Oh, yes…
[spoiler]Bella ends up being teh best vamp evah!!! because she’s able to control herself way beyond what is expected of a newborn vamp; she and Edward go hunting, and she actually turns away from some hikers in the woods PLUS wants to screw the hell out of Edward despite the fact that she should be OTT hungry. Of course, Bella’s wearing a skin-tight skin dress and stiletto heels the whole time. She’s more agile than Edward (tho they concede he’s faster), and physically stronger than… uhhh… what’s the super-strong guy’s name? Emmett? That guy. She utterly flips out when she finds out that Jacob imprinted on Nessie (though I think part of that is the uber-awful nickname) and tries to kill him, but Seth steps in (getting some bones broken for his trouble) and he and Edward stop her. The other pack of werewolves back off the ‘kill the baby and the Cullens’ thing 'cause you can’t kill someone that a werewolf is imprinted on (really??)

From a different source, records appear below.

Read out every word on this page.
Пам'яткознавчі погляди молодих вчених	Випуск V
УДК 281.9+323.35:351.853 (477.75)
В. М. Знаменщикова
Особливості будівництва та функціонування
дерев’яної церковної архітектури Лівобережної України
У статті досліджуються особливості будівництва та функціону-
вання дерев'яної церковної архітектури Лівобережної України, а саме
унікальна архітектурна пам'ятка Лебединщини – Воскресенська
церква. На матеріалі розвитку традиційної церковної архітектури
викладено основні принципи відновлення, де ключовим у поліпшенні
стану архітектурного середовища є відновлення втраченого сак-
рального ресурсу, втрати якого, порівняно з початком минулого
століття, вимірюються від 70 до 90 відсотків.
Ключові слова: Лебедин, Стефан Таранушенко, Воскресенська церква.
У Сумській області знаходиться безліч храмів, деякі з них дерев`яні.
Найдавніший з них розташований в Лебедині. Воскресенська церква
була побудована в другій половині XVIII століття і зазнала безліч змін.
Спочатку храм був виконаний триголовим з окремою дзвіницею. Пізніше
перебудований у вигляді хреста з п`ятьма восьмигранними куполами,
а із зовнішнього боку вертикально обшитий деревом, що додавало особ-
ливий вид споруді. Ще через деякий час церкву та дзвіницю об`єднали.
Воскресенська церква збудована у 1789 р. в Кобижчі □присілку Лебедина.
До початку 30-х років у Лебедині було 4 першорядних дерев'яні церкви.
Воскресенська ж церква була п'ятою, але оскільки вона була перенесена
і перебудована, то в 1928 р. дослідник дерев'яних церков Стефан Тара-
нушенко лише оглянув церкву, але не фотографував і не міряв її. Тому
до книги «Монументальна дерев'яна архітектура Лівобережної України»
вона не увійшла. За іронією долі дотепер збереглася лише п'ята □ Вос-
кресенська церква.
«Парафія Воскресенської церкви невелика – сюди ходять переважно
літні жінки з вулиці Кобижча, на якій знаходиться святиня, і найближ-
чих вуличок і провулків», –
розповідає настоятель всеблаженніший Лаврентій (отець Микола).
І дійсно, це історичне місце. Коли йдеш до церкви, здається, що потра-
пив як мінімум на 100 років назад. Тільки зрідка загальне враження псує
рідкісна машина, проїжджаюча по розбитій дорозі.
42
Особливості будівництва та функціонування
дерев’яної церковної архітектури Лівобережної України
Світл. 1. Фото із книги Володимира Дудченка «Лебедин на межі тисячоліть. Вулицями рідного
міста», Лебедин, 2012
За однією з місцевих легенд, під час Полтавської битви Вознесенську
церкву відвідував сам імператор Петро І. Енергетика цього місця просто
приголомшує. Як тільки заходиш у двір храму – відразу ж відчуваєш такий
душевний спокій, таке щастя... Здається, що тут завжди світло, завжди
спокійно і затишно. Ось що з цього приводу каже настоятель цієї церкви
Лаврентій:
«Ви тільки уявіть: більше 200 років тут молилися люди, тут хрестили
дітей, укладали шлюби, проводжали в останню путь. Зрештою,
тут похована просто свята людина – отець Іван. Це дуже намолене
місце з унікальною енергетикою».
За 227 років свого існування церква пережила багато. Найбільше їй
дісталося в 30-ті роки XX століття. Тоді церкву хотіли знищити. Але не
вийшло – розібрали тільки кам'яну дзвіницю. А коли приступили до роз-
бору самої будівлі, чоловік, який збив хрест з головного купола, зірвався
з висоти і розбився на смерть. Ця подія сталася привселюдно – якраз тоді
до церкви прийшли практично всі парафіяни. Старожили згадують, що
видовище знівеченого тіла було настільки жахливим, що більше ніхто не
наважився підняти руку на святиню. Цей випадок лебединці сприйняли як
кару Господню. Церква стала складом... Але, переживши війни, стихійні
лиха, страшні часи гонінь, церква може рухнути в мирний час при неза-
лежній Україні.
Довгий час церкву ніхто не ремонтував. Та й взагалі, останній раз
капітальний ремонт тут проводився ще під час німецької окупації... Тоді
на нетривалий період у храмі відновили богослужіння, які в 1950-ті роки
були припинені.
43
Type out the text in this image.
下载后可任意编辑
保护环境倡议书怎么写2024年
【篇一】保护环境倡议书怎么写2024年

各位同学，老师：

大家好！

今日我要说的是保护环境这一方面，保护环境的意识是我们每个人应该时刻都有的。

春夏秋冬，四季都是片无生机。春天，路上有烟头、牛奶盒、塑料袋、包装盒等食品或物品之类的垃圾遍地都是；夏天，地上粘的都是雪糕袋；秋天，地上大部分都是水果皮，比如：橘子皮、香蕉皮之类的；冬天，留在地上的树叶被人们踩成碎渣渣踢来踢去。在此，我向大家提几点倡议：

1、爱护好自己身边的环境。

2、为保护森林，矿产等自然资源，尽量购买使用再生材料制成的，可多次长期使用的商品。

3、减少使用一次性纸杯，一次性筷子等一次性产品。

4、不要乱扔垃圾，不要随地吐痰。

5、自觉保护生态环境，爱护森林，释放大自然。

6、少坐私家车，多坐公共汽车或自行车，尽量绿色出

Nessie (the baby) grows at a ridiculous rate, and her power is to communicate her thoughts by touching people. She’s only slightly sparkly, and her bite doesn’t have the venom in it (they figured this outcause she tends to bite when she’s not fed on time), and apparently that makes her different from the other child vamps that have been hunted down and killed before (they were more like Claudia from Rice’s books). Charlie’s brought in on the secret when Jacob fur-splodes in front of him (he’s not allowed to TELL Charlie, but he can SHOW him), but I don’t think Mom is ever called.

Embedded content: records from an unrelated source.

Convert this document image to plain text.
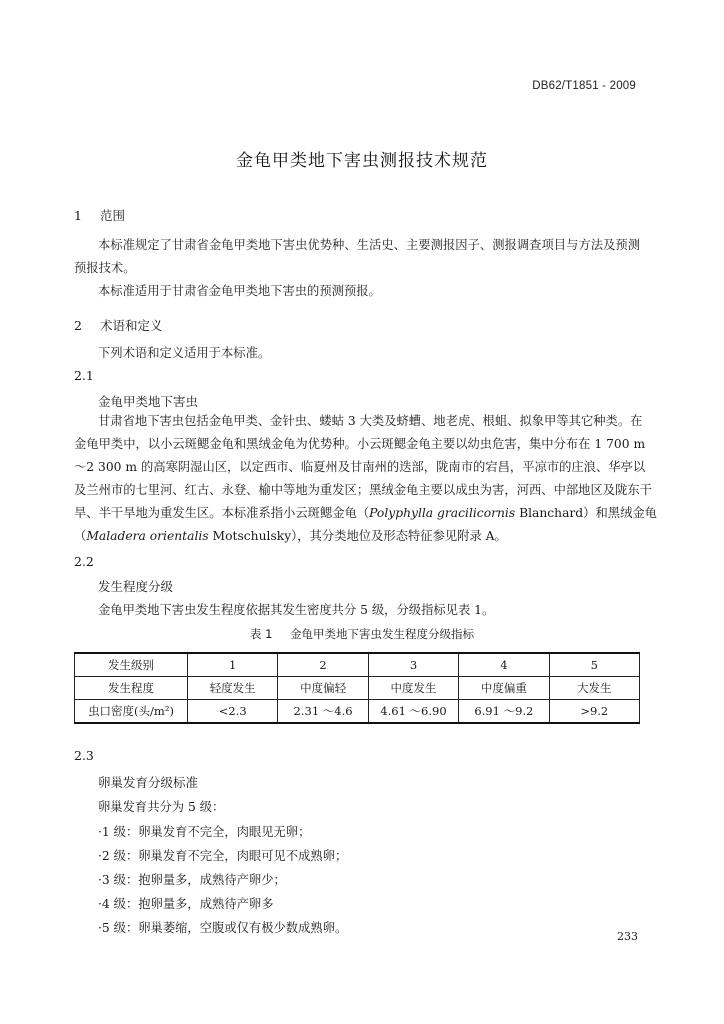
DB62/T1851 - 2009
金龟甲类地下害虫测报技术规范
1 范围
本标准规定了甘肃省金龟甲类地下害虫优势种、生活史、主要测报因子、测报调查项目与方法及预测预报技术。
本标准适用于甘肃省金龟甲类地下害虫的预测预报。
2 术语和定义
下列术语和定义适用于本标准。
2.1
金龟甲类地下害虫
甘肃省地下害虫包括金龟甲类、金针虫、蝼蛄 3 大类及蛴螬、地老虎、根蛆、拟象甲等其它种类。在
金龟甲类中，以小云斑鳃金龟和黑绒金龟为优势种。小云斑鳃金龟主要以幼虫危害，集中分布在 1 700 m
～2 300 m 的高寒阴湿山区，以定西市、临夏州及甘南州的迭部，陇南市的宕昌，平凉市的庄浪、华亭以
及兰州市的七里河、红古、永登、榆中等地为重发区；黑绒金龟主要以成虫为害，河西、中部地区及陇东干
旱、半干旱地为重发生区。本标准系指小云斑鳃金龟（Polyphylla gracilicornis Blanchard）和黑绒金龟
（Maladera orientalis Motschulsky），其分类地位及形态特征参见附录 A。
2.2
发生程度分级
金龟甲类地下害虫发生程度依据其发生密度共分 5 级，分级指标见表 1。
表 1 金龟甲类地下害虫发生程度分级指标
发生级别	1	2	3	4	5
发生程度	轻度发生	中度偏轻	中度发生	中度偏重	大发生
虫口密度(头/m²)	<2.3	2.31 ～4.6	4.61 ～6.90	6.91 ～9.2	>9.2
2.3
卵巢发育分级标准
卵巢发育共分为 5 级：
·1 级：卵巢发育不完全，肉眼见无卵；
·2 级：卵巢发育不完全，肉眼可见不成熟卵；
·3 级：抱卵量多，成熟待产卵少；
·4 级：抱卵量多，成熟待产卵多
·5 级：卵巢萎缩，空腹或仅有极少数成熟卵。
233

Alice and Jasper leave 'cause the Big Bad Vamp council is coming- they’ve been alerted by the girl vamp whose mom was dusted for having a half-vamp baby that there’s another abomination around. Alice leaves a note encouraging the Cullens to get everyone they can to meet Nessie in the meantime, and lots of nomad vamps are brought in to oooh and ahhhhhh over Bella’s creation. Then we find out Bella’s super-awesome-better-than-anyone power: her mind shield, the one she used against Edward from the beginning. Turns out it’s so super-awesome that she learns how to extend it around her, and Edward, and Nessie, and… well, everyone, actually. :rolleyes:
So Bella goes to some weird lawyer to get papers for her and Nessie and Edward and Jacob so they can skip the country, but she doesn’t tell Edward what she’s doing cause he doesn’t have her super-awesome mind shield powers. But the Big Bad Council shows up just as they’re about to leave, and there’s going to be a huge confrontation because remember how the nuimber of werewolves is tied to the number of vamps in town? Well, lots more of the townsfolk have fur-sploded in response to all the vamps that came to ooh and ahh, so now there’s going to be an epic Underworld-style battle. But at some point (can’t remember where it came up) we spend time finding out that the werewolves aren’t really werewolves, but shapeshifters, and they can’t make other werewolves by biting cause it’s genetic.
So the Big Bad Council read Nessie’s thoughts, and admit she’s not a child vamp, and the vamp that reported them admits that she made a mistake, and the Council gets pissed and tear the snitch apart in front of her “sisters” hoping that- okay, I have no idea where they were going with that. I think to get a fight started so they could kill everyone and make it look like self-defense. The Cullens send Jacob off with Nessie, and Bella gets mad and holds off multiple angry vamp attacks with her mind shield, and the BBC are arguing that even though Nessie is half human they don’t know what she’ll grow up into so she still needs killin’, then Alice shows up with the half-vamp half-brother of the chick they just tore to pieces, and they have to acknowledge that he’s just fine even though he was a child vamp at one time and they killed his mother for birthing an abomination, so everyone sorta slinks off.
The book ends with Bella dropping her mind shield for Edward so she can send him a pRon tape of their first night together as vamp and vampiress, and they make out and have dirty vamp sex. And they all live happily ever after.[/spoiler]
The term fursplode, BTW, should be fully credited to Cleolinda. I use it 'cause it’s AWESOME.